I would personnally not want to deploy the webapp directly from 
subversion, although this can certainly work.
I would rather setup a build process and continuous integration and 
create a zip file or a war file from the sources in subversion.
You would need to use a continuous integration server (CruiseControl, 
Hudson, ...) and a repository to store the various versions of your war 
or zip file.
Ideally your web application should load the environment (server) 
dependent data from property files.
On my project we are generating the environment dependent property files 
from data stored in a LDAP server.
We have a custom schema with the property keys defined as attributes, 
and we create one entry (or one subtree) for each environment.
The script which generates the properties for one given environment uses 
property files templates and replaces the tokens in these templates with 
the values contained in LDAP.



On 11/4/10 11:45 AM, Ludwig, Michael wrote:
> Our web app source code is stored in Subversion. It's not Java, it's a script app. It
needs to be deployed to various servers, and some configuration data needs to be taken into
> There is no automation at the moment, but I'm about to change that. I'm presently cobbling
together a script to build patches for existing installations using the SvnAnt interface to
Subversion. Looks like it's got everything I need.

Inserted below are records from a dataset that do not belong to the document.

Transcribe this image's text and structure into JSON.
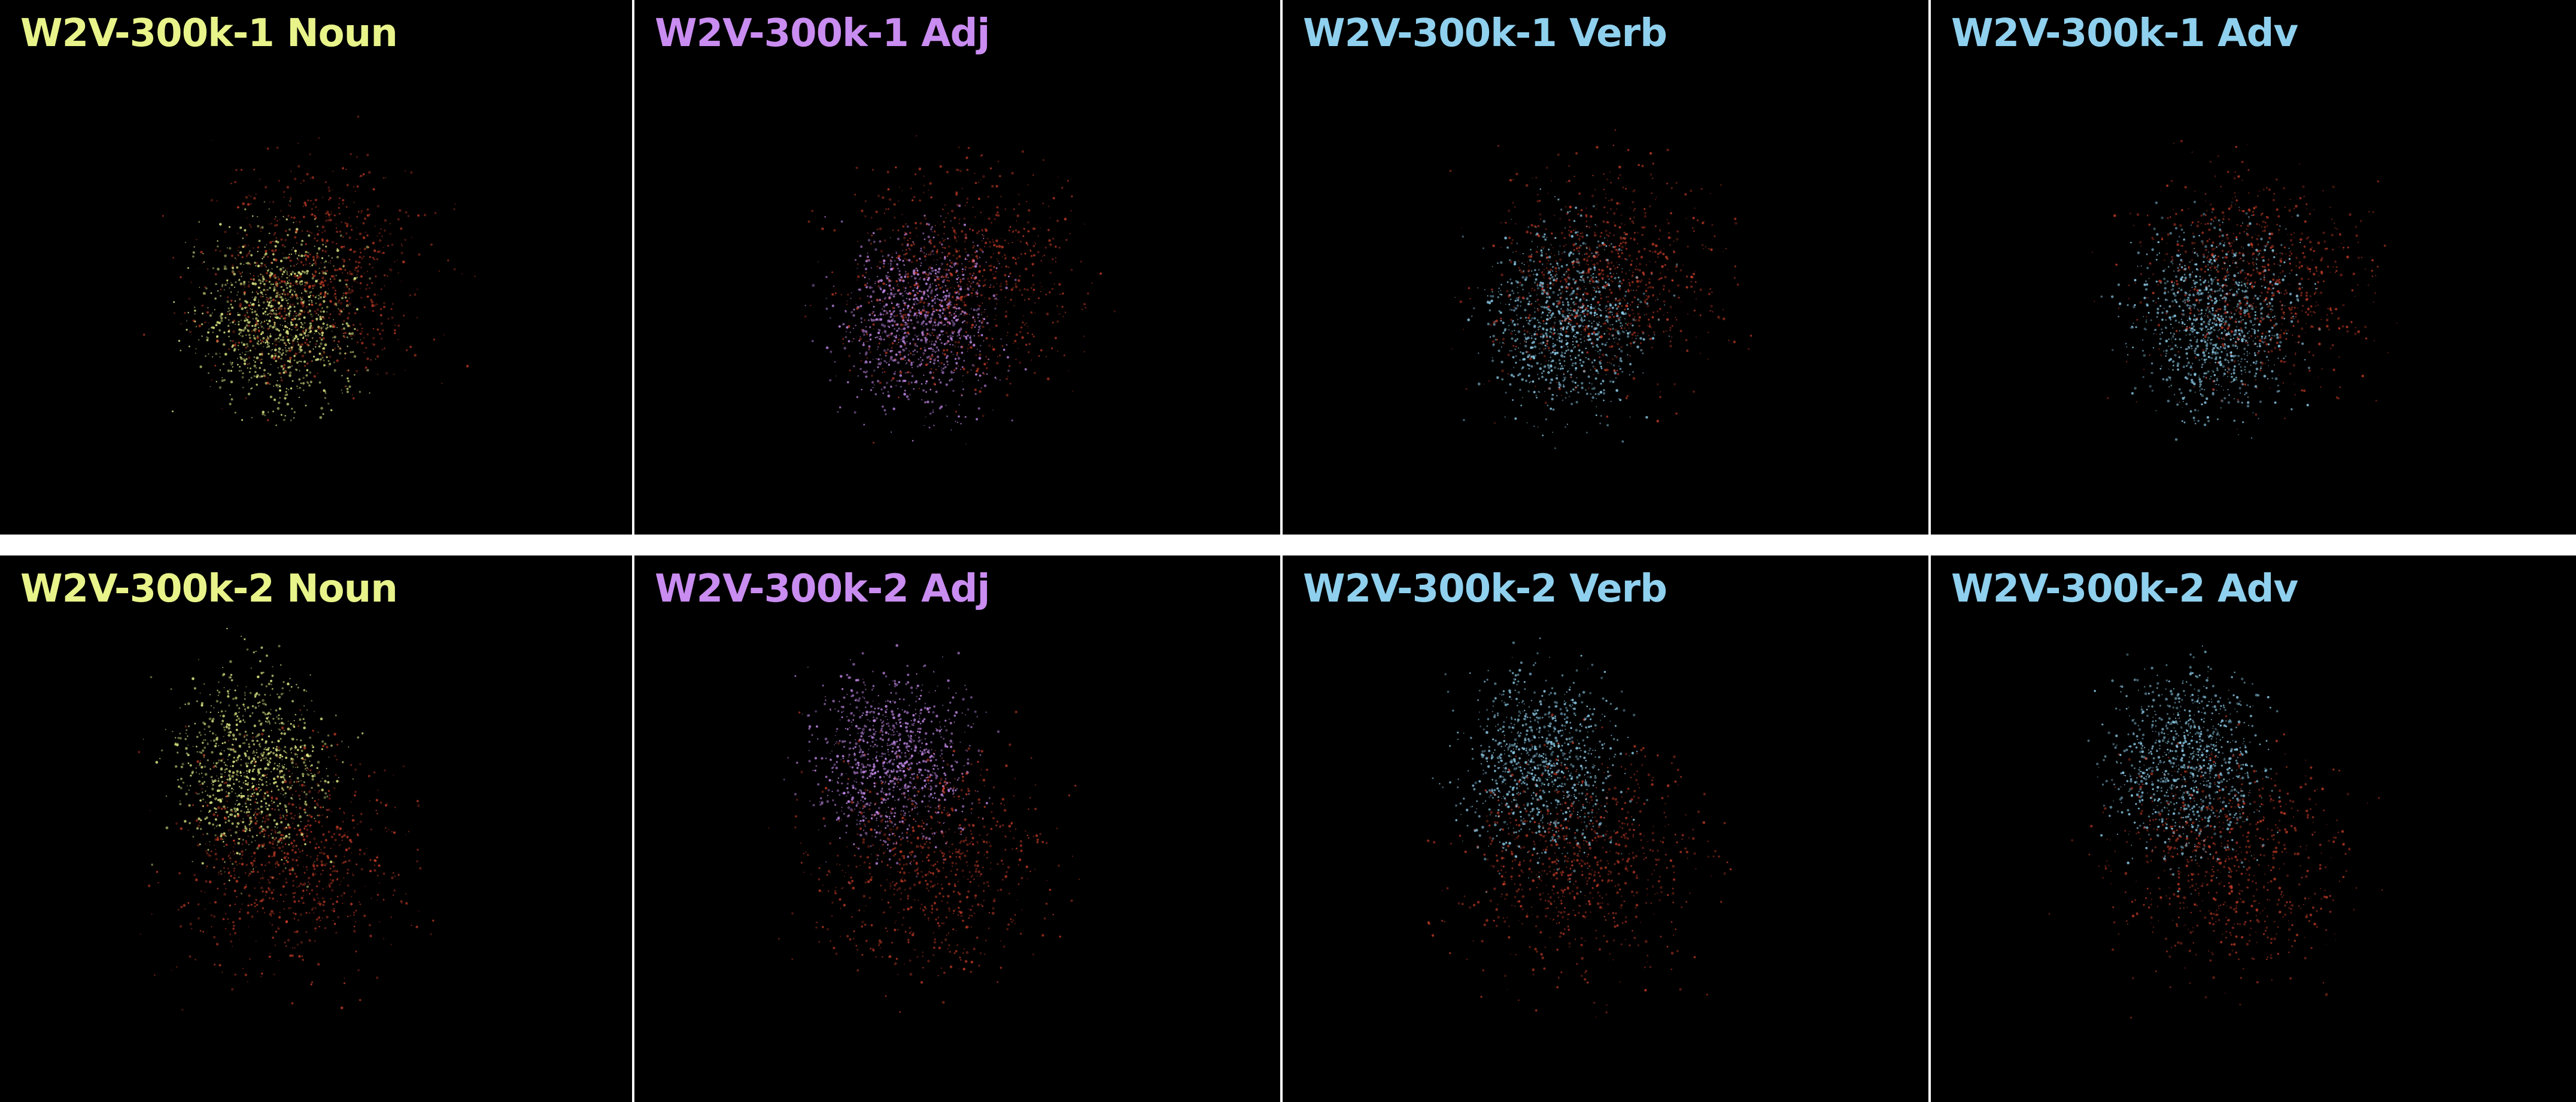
{
  "panels": [
    {
      "title": "W2V-300k-1 Noun",
      "highlight_color": "#e8f38a",
      "seed": 11,
      "row": 0
    },
    {
      "title": "W2V-300k-1 Adj",
      "highlight_color": "#c98cf0",
      "seed": 23,
      "row": 0
    },
    {
      "title": "W2V-300k-1 Verb",
      "highlight_color": "#8fd0ee",
      "seed": 37,
      "row": 0
    },
    {
      "title": "W2V-300k-1 Adv",
      "highlight_color": "#8fd0ee",
      "seed": 41,
      "row": 0
    },
    {
      "title": "W2V-300k-2 Noun",
      "highlight_color": "#e8f38a",
      "seed": 53,
      "row": 1
    },
    {
      "title": "W2V-300k-2 Adj",
      "highlight_color": "#c98cf0",
      "seed": 67,
      "row": 1
    },
    {
      "title": "W2V-300k-2 Verb",
      "highlight_color": "#8fd0ee",
      "seed": 71,
      "row": 1
    },
    {
      "title": "W2V-300k-2 Adv",
      "highlight_color": "#8fd0ee",
      "seed": 83,
      "row": 1
    }
  ],
  "colors": {
    "background": "#000000",
    "separator": "#ffffff",
    "other_pos_color": "#e0442c"
  }
}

> I prefer patches because the entirety of the files in the site is simply too large.
> I think it's not too difficult to come up with a working concept of how state can be
determined and steps taken accordingly. State and steps? Well, let's say LIVE has a certain
version of the software deployed, which is basically a tag in SVN. In order to bring it up
to date, some rather trivial steps need to be performed, basically copy and delete, really
not much more in our case.
> I think my script just needs to know the pattern of the tag for a live version, then
find the most recent one (a tag containing a timestamp or something else that is sortable),
then determine the files that have been changed with respect to that tag, and also the deleted
files, then copy the updated files to the server, delete the deleted files on the server,
and perform any build action that might be required.
> Once I've made sure everything is deployed (maybe some checksumming), I can set the new
tag in the repository. Or rather, set the new tag beforehand, and then delete it if the deployment
goes wrong for some reason.
> Any thoughts on such a process you might want to share? Thanks!